We tracked our Fire Cider throughout the fermentation process. By checking the progress of microbial stages under the microscope we have provided you with this handy timeline! If you follow our recipe and directions, your timeline for Wild Fermented Fire Cider should approximately match ours! 



24 - 72 hours: All contents in the jar should be submerged beneath the brine. At this time there are still Gram negative bacteria and possible pathogens present. 

72 hours - 5 days: After 72 hours you should start to see lots of bubbles being produced. This is the stage in which you will burp the jar. This is when the ferment enters stage two of vegetable fermentation. Leuconostoc bacteria begin to thrive and produce a lot of carbon dioxide. Gram negative organisms die off. 

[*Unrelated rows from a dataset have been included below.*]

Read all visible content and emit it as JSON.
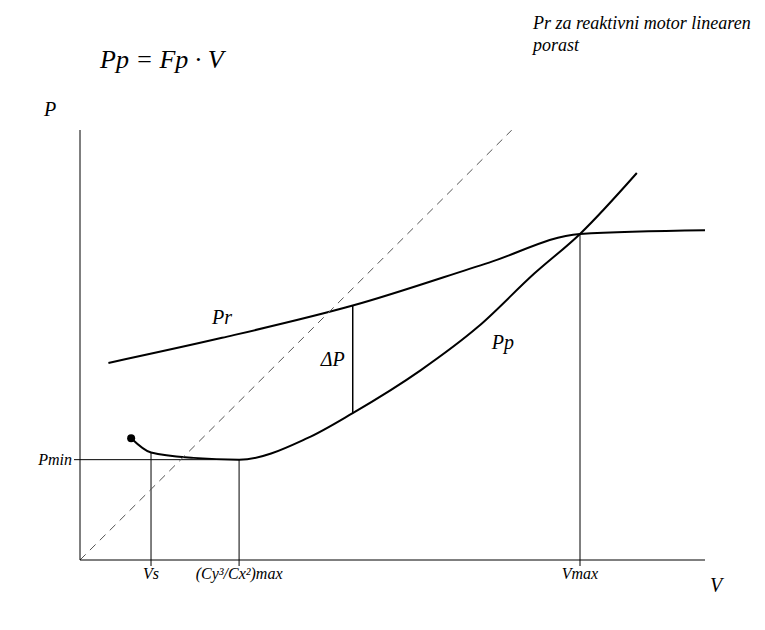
{
  "chart_data": {
    "type": "line",
    "title": "Pp = Fp · V",
    "xlabel": "V",
    "ylabel": "P",
    "xlim": [
      0,
      11
    ],
    "ylim": [
      0,
      12
    ],
    "xticks": [
      {
        "value": 1.25,
        "label": "Vs"
      },
      {
        "value": 2.8,
        "label": "(Cy³/Cx²)max"
      },
      {
        "value": 8.8,
        "label": "Vmax"
      }
    ],
    "yticks": [
      {
        "value": 2.8,
        "label": "Pmin"
      }
    ],
    "grid": false,
    "series": [
      {
        "name": "Pr",
        "color": "#000000",
        "x": [
          0.5,
          2.5,
          4.8,
          7.2,
          8.8,
          11
        ],
        "values": [
          5.5,
          6.2,
          7.1,
          8.3,
          9.1,
          9.2
        ]
      },
      {
        "name": "Pp",
        "color": "#000000",
        "marker": "start",
        "x": [
          0.9,
          1.25,
          2,
          2.8,
          4,
          4.8,
          6,
          7,
          8,
          8.8,
          9.8
        ],
        "values": [
          3.4,
          3.0,
          2.85,
          2.8,
          3.4,
          4.1,
          5.3,
          6.5,
          8.0,
          9.1,
          10.8
        ]
      },
      {
        "name": "Pr za reaktivni motor linearen porast",
        "color": "#555555",
        "line_style": "dashed",
        "x": [
          0,
          7.6
        ],
        "values": [
          0,
          12
        ]
      }
    ],
    "annotations": [
      {
        "text": "ΔP",
        "x": 4.8
      }
    ]
  }
}
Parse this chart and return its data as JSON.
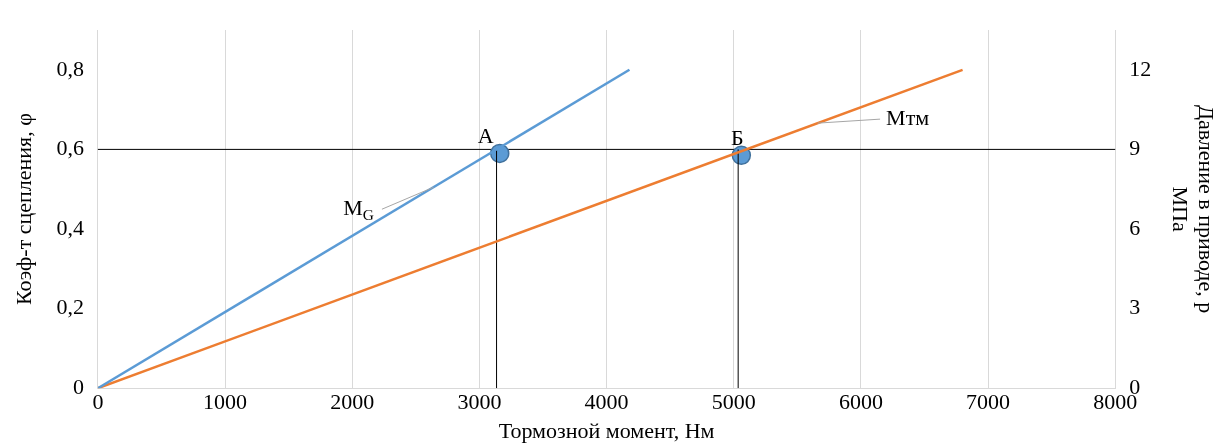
{
  "chart_data": {
    "type": "line",
    "xlabel": "Тормозной момент, Нм",
    "ylabel": "Коэф-т сцепления, φ",
    "y2label": "Давление в приводе, p\nМПа",
    "xlim": [
      0,
      8000
    ],
    "xticks": [
      0,
      1000,
      2000,
      3000,
      4000,
      5000,
      6000,
      7000,
      8000
    ],
    "ylim": [
      0,
      0.9
    ],
    "yticks": [
      0,
      {
        "value": 0.2,
        "label": "0,2"
      },
      {
        "value": 0.4,
        "label": "0,4"
      },
      {
        "value": 0.6,
        "label": "0,6"
      },
      {
        "value": 0.8,
        "label": "0,8"
      }
    ],
    "y2lim": [
      0,
      13.5
    ],
    "y2ticks": [
      0,
      3,
      6,
      9,
      12
    ],
    "grid": "x",
    "legend": false,
    "series": [
      {
        "type": "line",
        "color": "#5b9bd5",
        "x": [
          0,
          4180
        ],
        "values": [
          0,
          0.8
        ]
      },
      {
        "type": "line",
        "color": "#ed7d31",
        "x": [
          0,
          6800
        ],
        "values": [
          0,
          0.8
        ]
      },
      {
        "type": "line",
        "color": "#000000",
        "x": [
          3135,
          3135
        ],
        "values": [
          0,
          0.6
        ]
      },
      {
        "type": "line",
        "color": "#000000",
        "x": [
          5035,
          5035
        ],
        "values": [
          0,
          0.6
        ]
      },
      {
        "type": "scatter",
        "marker": "circle",
        "color": "#5b9bd5",
        "x": [
          3160,
          5060
        ],
        "values": [
          0.59,
          0.585
        ]
      }
    ],
    "ref_lines": [
      {
        "axis": "y",
        "value": 0.6,
        "color": "#000000"
      }
    ],
    "annotations": [
      {
        "text": "А",
        "x": 3160,
        "y": 0.59
      },
      {
        "text": "Б",
        "x": 5060,
        "y": 0.585
      },
      {
        "text": "M$_{G}$",
        "x": 2640,
        "y": 0.505
      },
      {
        "text": "Мтм",
        "x": 5660,
        "y": 0.666
      }
    ]
  }
}
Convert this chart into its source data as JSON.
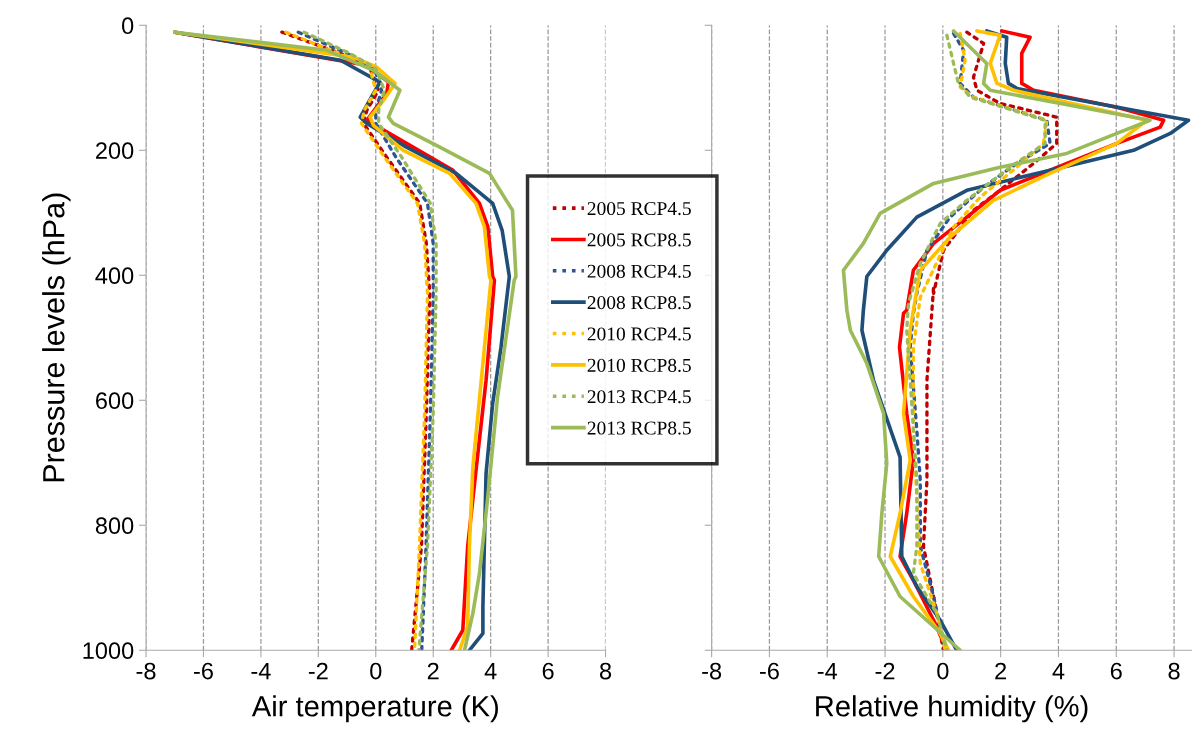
{
  "chart_data": [
    {
      "type": "line",
      "xlabel": "Air temperature (K)",
      "ylabel": "Pressure levels (hPa)",
      "xlim": [
        -8,
        8
      ],
      "xticks": [
        -8,
        -6,
        -4,
        -2,
        0,
        2,
        4,
        6,
        8
      ],
      "ylim": [
        1000,
        0
      ],
      "yticks": [
        0,
        200,
        400,
        600,
        800,
        1000
      ],
      "grid": "x",
      "legend": "right",
      "series": [
        {
          "name": "2005 RCP4.5",
          "color": "#c00000",
          "line_style": "dotted",
          "x": [
            -3.27,
            -1.23,
            -0.2,
            0.09,
            -0.31,
            -0.43,
            0.38,
            1.53,
            1.76,
            1.88,
            1.76,
            1.59,
            1.25
          ],
          "values": [
            11,
            45,
            69,
            104,
            136,
            157,
            211,
            285,
            349,
            429,
            621,
            834,
            1000
          ]
        },
        {
          "name": "2005 RCP8.5",
          "color": "#ff0000",
          "line_style": "solid",
          "x": [
            -7.0,
            -0.31,
            0.44,
            0.38,
            -0.31,
            1.07,
            2.69,
            3.61,
            3.9,
            4.07,
            4.13,
            3.84,
            3.49,
            3.2,
            3.03,
            2.63
          ],
          "values": [
            11,
            64,
            91,
            109,
            152,
            189,
            232,
            285,
            322,
            402,
            408,
            568,
            712,
            834,
            968,
            1000
          ]
        },
        {
          "name": "2008 RCP4.5",
          "color": "#2e5597",
          "line_style": "dotted",
          "x": [
            -2.7,
            -1.0,
            -0.05,
            0.2,
            0.0,
            0.0,
            0.7,
            1.8,
            2.0,
            2.0,
            1.9,
            1.75,
            1.6
          ],
          "values": [
            11,
            45,
            69,
            104,
            136,
            157,
            211,
            285,
            349,
            429,
            621,
            834,
            1000
          ]
        },
        {
          "name": "2008 RCP8.5",
          "color": "#1f4e79",
          "line_style": "solid",
          "x": [
            -7.0,
            -1.23,
            0.15,
            -0.08,
            -0.54,
            -0.31,
            1.07,
            2.8,
            4.07,
            4.4,
            4.65,
            4.36,
            4.07,
            3.84,
            3.73,
            3.73,
            3.26
          ],
          "values": [
            11,
            56,
            91,
            109,
            147,
            157,
            195,
            237,
            285,
            328,
            402,
            515,
            605,
            717,
            930,
            973,
            1000
          ]
        },
        {
          "name": "2010 RCP4.5",
          "color": "#ffc000",
          "line_style": "dotted",
          "x": [
            -3.13,
            -1.3,
            -0.2,
            0.0,
            -0.4,
            -0.5,
            0.3,
            1.45,
            1.7,
            1.8,
            1.7,
            1.52,
            1.35
          ],
          "values": [
            11,
            45,
            69,
            104,
            136,
            157,
            211,
            285,
            349,
            429,
            621,
            834,
            1000
          ]
        },
        {
          "name": "2010 RCP8.5",
          "color": "#ffc000",
          "line_style": "solid",
          "x": [
            -7.0,
            -0.77,
            0.03,
            0.67,
            0.27,
            -0.2,
            -0.08,
            0.96,
            2.57,
            3.49,
            3.78,
            3.96,
            4.01,
            3.73,
            3.38,
            3.26,
            3.2,
            2.92
          ],
          "values": [
            11,
            51,
            67,
            93,
            120,
            147,
            160,
            200,
            237,
            285,
            322,
            402,
            408,
            541,
            707,
            834,
            962,
            1000
          ]
        },
        {
          "name": "2013 RCP4.5",
          "color": "#9bbb59",
          "line_style": "dotted",
          "x": [
            -2.5,
            -0.9,
            0.0,
            0.3,
            0.1,
            0.1,
            0.9,
            1.9,
            2.1,
            2.1,
            2.0,
            1.8,
            1.5
          ],
          "values": [
            11,
            45,
            69,
            104,
            136,
            157,
            211,
            285,
            349,
            429,
            621,
            834,
            1000
          ]
        },
        {
          "name": "2013 RCP8.5",
          "color": "#9bbb59",
          "line_style": "solid",
          "x": [
            -7.0,
            -1.7,
            -0.08,
            0.84,
            0.44,
            0.61,
            2.23,
            3.96,
            4.76,
            4.88,
            4.82,
            4.24,
            3.9,
            3.61,
            3.38,
            3.09
          ],
          "values": [
            11,
            40,
            72,
            104,
            147,
            157,
            195,
            237,
            296,
            402,
            408,
            595,
            755,
            877,
            941,
            1000
          ]
        }
      ]
    },
    {
      "type": "line",
      "xlabel": "Relative humidity (%)",
      "xlim": [
        -8,
        8.6
      ],
      "xticks": [
        -8,
        -6,
        -4,
        -2,
        0,
        2,
        4,
        6,
        8
      ],
      "ylim": [
        1000,
        0
      ],
      "yticks": [
        0,
        200,
        400,
        600,
        800,
        1000
      ],
      "grid": "x",
      "tick_labels": "x",
      "series": [
        {
          "color": "#c00000",
          "line_style": "dotted",
          "x": [
            0.83,
            1.41,
            1.06,
            1.18,
            1.98,
            3.94,
            3.94,
            3.14,
            1.98,
            1.06,
            0.02,
            -0.32,
            -0.32,
            -0.55,
            -0.55,
            -0.67,
            -0.32,
            0.02
          ],
          "values": [
            11,
            29,
            83,
            104,
            125,
            147,
            189,
            221,
            264,
            296,
            360,
            429,
            419,
            568,
            728,
            834,
            914,
            1000
          ]
        },
        {
          "color": "#ff0000",
          "line_style": "solid",
          "x": [
            2.04,
            3.02,
            2.73,
            2.73,
            3.14,
            6.02,
            7.64,
            7.52,
            6.02,
            3.71,
            1.98,
            0.83,
            -0.32,
            -1.02,
            -1.25,
            -1.36,
            -1.5,
            -1.25,
            -1.02,
            -1.25,
            -1.48,
            -1.02,
            -0.32,
            0.14
          ],
          "values": [
            9,
            19,
            45,
            93,
            104,
            131,
            152,
            163,
            189,
            232,
            264,
            307,
            349,
            392,
            456,
            461,
            515,
            621,
            696,
            781,
            850,
            888,
            952,
            1000
          ]
        },
        {
          "color": "#2e5597",
          "line_style": "dotted",
          "x": [
            0.37,
            0.72,
            0.6,
            1.06,
            3.6,
            3.71,
            2.56,
            1.41,
            0.25,
            -0.55,
            -0.9,
            -1.02,
            -1.13,
            -0.9,
            -0.78,
            -0.78,
            -0.32,
            0.08
          ],
          "values": [
            13,
            40,
            93,
            115,
            152,
            189,
            221,
            259,
            307,
            360,
            429,
            461,
            515,
            648,
            728,
            834,
            914,
            1000
          ]
        },
        {
          "color": "#1f4e79",
          "line_style": "solid",
          "x": [
            1.52,
            2.21,
            2.16,
            2.27,
            2.56,
            6.6,
            8.5,
            7.87,
            6.6,
            3.71,
            0.83,
            -0.9,
            -1.94,
            -2.63,
            -2.75,
            -2.8,
            -2.4,
            -1.48,
            -1.42,
            -0.9,
            -0.09,
            0.48
          ],
          "values": [
            9,
            19,
            61,
            93,
            101,
            136,
            152,
            173,
            200,
            232,
            264,
            307,
            360,
            402,
            456,
            488,
            568,
            691,
            850,
            898,
            952,
            1000
          ]
        },
        {
          "color": "#ffc000",
          "line_style": "dotted",
          "x": [
            0.6,
            0.77,
            0.6,
            1.06,
            3.6,
            3.48,
            2.56,
            1.29,
            0.37,
            -0.44,
            -0.78,
            -1.02,
            -1.02,
            -0.9,
            -0.78,
            -0.21,
            0.08
          ],
          "values": [
            13,
            56,
            99,
            115,
            152,
            189,
            227,
            275,
            323,
            402,
            435,
            515,
            648,
            755,
            861,
            941,
            1000
          ]
        },
        {
          "color": "#ffc000",
          "line_style": "solid",
          "x": [
            1.18,
            1.98,
            1.64,
            1.87,
            2.45,
            7.06,
            6.02,
            3.71,
            1.75,
            0.25,
            -0.78,
            -1.02,
            -1.13,
            -1.36,
            -1.13,
            -1.48,
            -1.82,
            -1.02,
            -0.09,
            0.2
          ],
          "values": [
            9,
            16,
            61,
            93,
            104,
            152,
            189,
            237,
            280,
            339,
            392,
            456,
            488,
            621,
            696,
            781,
            850,
            914,
            973,
            1000
          ]
        },
        {
          "color": "#9bbb59",
          "line_style": "dotted",
          "x": [
            0.14,
            0.37,
            0.54,
            0.95,
            3.54,
            3.54,
            2.33,
            0.83,
            -0.09,
            -0.78,
            -1.19,
            -1.25,
            -1.13,
            -0.9,
            -0.9,
            -1.02,
            -0.21,
            0.14
          ],
          "values": [
            16,
            61,
            93,
            115,
            152,
            189,
            227,
            280,
            317,
            381,
            445,
            488,
            568,
            728,
            834,
            877,
            941,
            1000
          ]
        },
        {
          "color": "#9bbb59",
          "line_style": "solid",
          "x": [
            0.37,
            1.52,
            1.41,
            1.64,
            7.17,
            6.02,
            4.29,
            1.98,
            -0.32,
            -2.17,
            -2.75,
            -3.44,
            -3.32,
            -3.2,
            -2.63,
            -2.05,
            -1.94,
            -2.11,
            -2.22,
            -1.48,
            -0.32,
            0.6
          ],
          "values": [
            9,
            61,
            93,
            104,
            152,
            173,
            205,
            227,
            253,
            301,
            349,
            392,
            456,
            488,
            541,
            621,
            701,
            781,
            850,
            914,
            962,
            1000
          ]
        }
      ]
    }
  ]
}
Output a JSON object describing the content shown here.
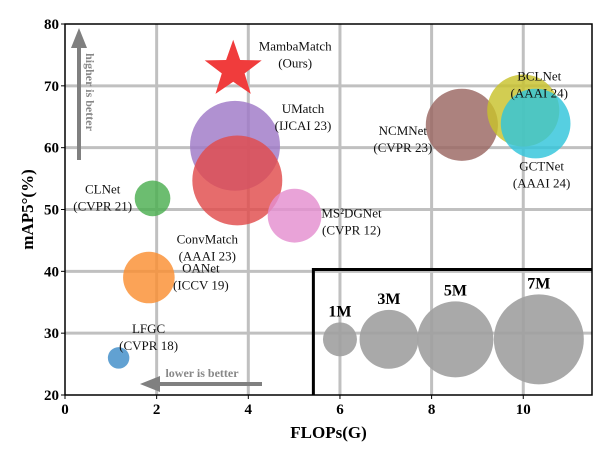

5 - 14 days: The bubbles in the brine will decrease, as the ferment leaves stage two and enters stage three. The fire cider mixture will become cloudy and start to develop a pleasant sour, spicy and garlic smell. Lactobacillus species are most abundant during this time period.

14 - 28 days: Lactobacillus make up majority or all of the microbial population. They produce copious amounts of lactic acid, and make the ferment smell even more pleasantly sour. This is the time in which the vegetable mixture becomes preserved. This is when you want to smell and taste test.
30 days: Follow steps 17-19 to complete the making of your Wild Fermented Fire Cider.

Peace, Love and Probiotics,
Kaitlynn Fenley


*Note: We do not support any health and wellness information provided by other food product manufacturers mentioned in this blog.